Jeff Humphrey

Gaining seconds and inches

Jeff Humphrey, Media Content Coordinator, 509.625.6308

Friday, January 12, 2018 at 10:33 a.m.

Recently released body cam video shows how Spokane Police were able to use their training and special equipment to avoid shooting a man who was trying to commit “suicide by cop.”

The Dec. 8 incident at a downtown apartment building got its start late in the afternoon when a man named Robert allegedly started breaking windows while brandishing a knife.

“It escalated when that person left his apartment and started chasing people around the hallways. That’s when I knew it was getting very serious,” said officer Kyle Yrigollen.

Arriving patrolmen evacuated other people from nearby apartments and tried to talk to Robert on the phone. Instead, Robert demanded the officers kill him.

“When he exited that room, we already had a game plan in place, that we were going to try and deploy our less-lethal, which would be the 40 millimeter. Also, a Taser and try to stop him before he approached us at all,” recalled Yrigollen.

Robert refused repeated verbal commands to disarm himself and cursed at the patrolmen trying to de-escalate the situation.

The body cam video shows Robert coming around the corner of the door to his apartment screaming at officers to shoot him. The naked man charged at the group of officers, at the end of the hallway, with a knife raised over his head.

A single shot rang out as officer Jeremy Howe pulled the trigger on a 40 millimeter launcher that fires a hard piece of blue foam at its target.

“It’s going to hurt. It’s going to sting, but it’s going to be less-lethal and it’s going to allow us to control a person, modify their behavior without putting them or the public at greater risk,” said Lt. Rob Boothe while explaining the 40 millimeter’s capabilities.

The 40 millimeter is a single shot weapon and has to be reloaded before firing another round. That’s why officer Yrigollen was armed with an AR-15 in the event the less-lethal projectile failed to stop Robert’s advance.

“It was split second. I was telling the officer down at my side ‘deploy, deploy, deploy,’ cause I’m wanting him to try that (less-lethal) option first,” said Yrigollen.

The “blue-nose” foam round hit Robert in his pelvis taking him to the ground. Yrigollen says he was just a little more than a second away from firing his rifle that shoots very real bullets.

“I got the knife, I got the knife!” shouted another officer as Robert was cuffed.

While the Taser was ineffective, the less-lethal foam round found its mark. But Robert wasn’t seriously injured and has the opportunity to get help for his problems.

“It was very rewarding.

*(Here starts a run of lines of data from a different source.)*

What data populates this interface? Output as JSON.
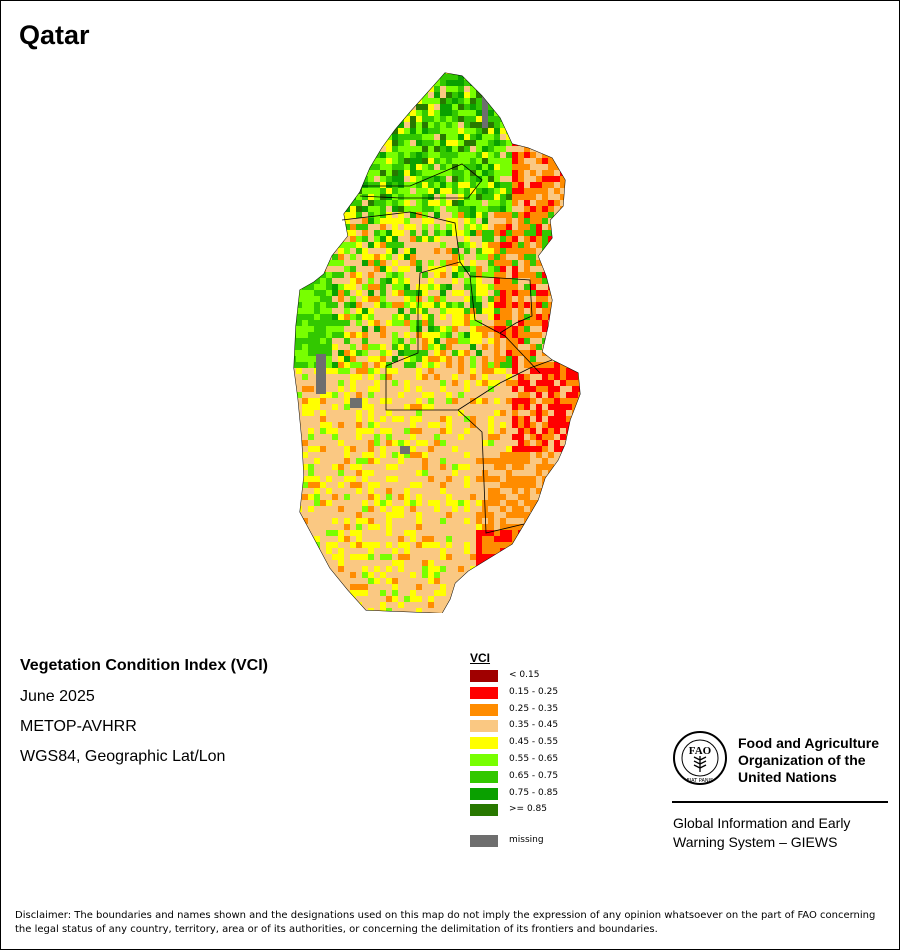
{
  "map_title": "Qatar",
  "info": {
    "index_name": "Vegetation Condition Index (VCI)",
    "period": "June 2025",
    "sensor": "METOP-AVHRR",
    "projection": "WGS84, Geographic Lat/Lon"
  },
  "legend": {
    "title": "VCI",
    "classes": [
      {
        "label": "< 0.15",
        "color": "#a00000"
      },
      {
        "label": "0.15 - 0.25",
        "color": "#ff0000"
      },
      {
        "label": "0.25 - 0.35",
        "color": "#ff8c00"
      },
      {
        "label": "0.35 - 0.45",
        "color": "#fac882"
      },
      {
        "label": "0.45 - 0.55",
        "color": "#ffff00"
      },
      {
        "label": "0.55 - 0.65",
        "color": "#78ff00"
      },
      {
        "label": "0.65 - 0.75",
        "color": "#32c800"
      },
      {
        "label": "0.75 - 0.85",
        "color": "#0aa000"
      },
      {
        "label": ">= 0.85",
        "color": "#287800"
      }
    ],
    "missing": {
      "label": "missing",
      "color": "#6e6e6e"
    }
  },
  "fao": {
    "org_name": "Food and Agriculture Organization of the United Nations",
    "emblem_text_top": "FAO",
    "emblem_motto": "FIAT PANIS",
    "system_name": "Global Information and Early Warning System – GIEWS"
  },
  "disclaimer": "Disclaimer: The boundaries and names shown and the designations used on this map do not imply the expression of any opinion whatsoever on the part of FAO concerning the legal status of any country, territory, area or of its authorities, or concerning the delimitation of its frontiers and boundaries."
}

It was kind of a high-five situation afterward for the less-lethal officer. I thought it was great work getting the target he did, making the shot and taking him down. It sounds like the suspect, he was upset we didn’t shoot him,” Yrigollen remembers.               

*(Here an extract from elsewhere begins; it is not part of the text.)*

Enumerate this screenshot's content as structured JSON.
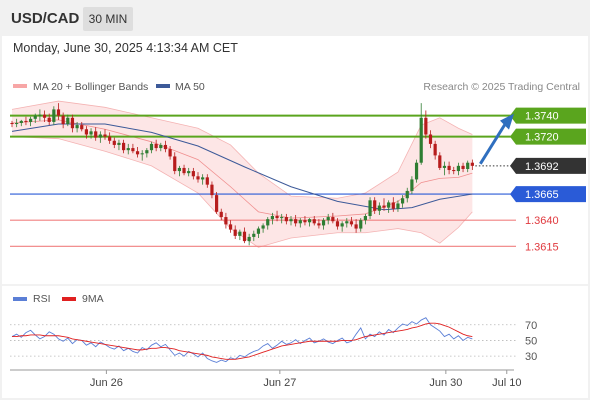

Unfortunately, not all suicide by cop scenarios have happy endings.

Charge or threaten the cops with any deadly weapon and you are very likely to get shot.

That’s because studies have shown once an attacker is within 21 feet, officers cannot draw their weapons, fire and stop the suspect’s advance before it’s too late for the cops to avoid getting injured or killed.

However, when officers have time to assemble enough manpower and special equipment, despondent people can get a second chance to recover from their mistakes.

“Police work has been described as nothing but seconds and inches and what this allows us to do is create a few more seconds to gain a few more inches to control somebody and to maintain the safety of our public,” Boothe said of the 40 millimeter launcher.”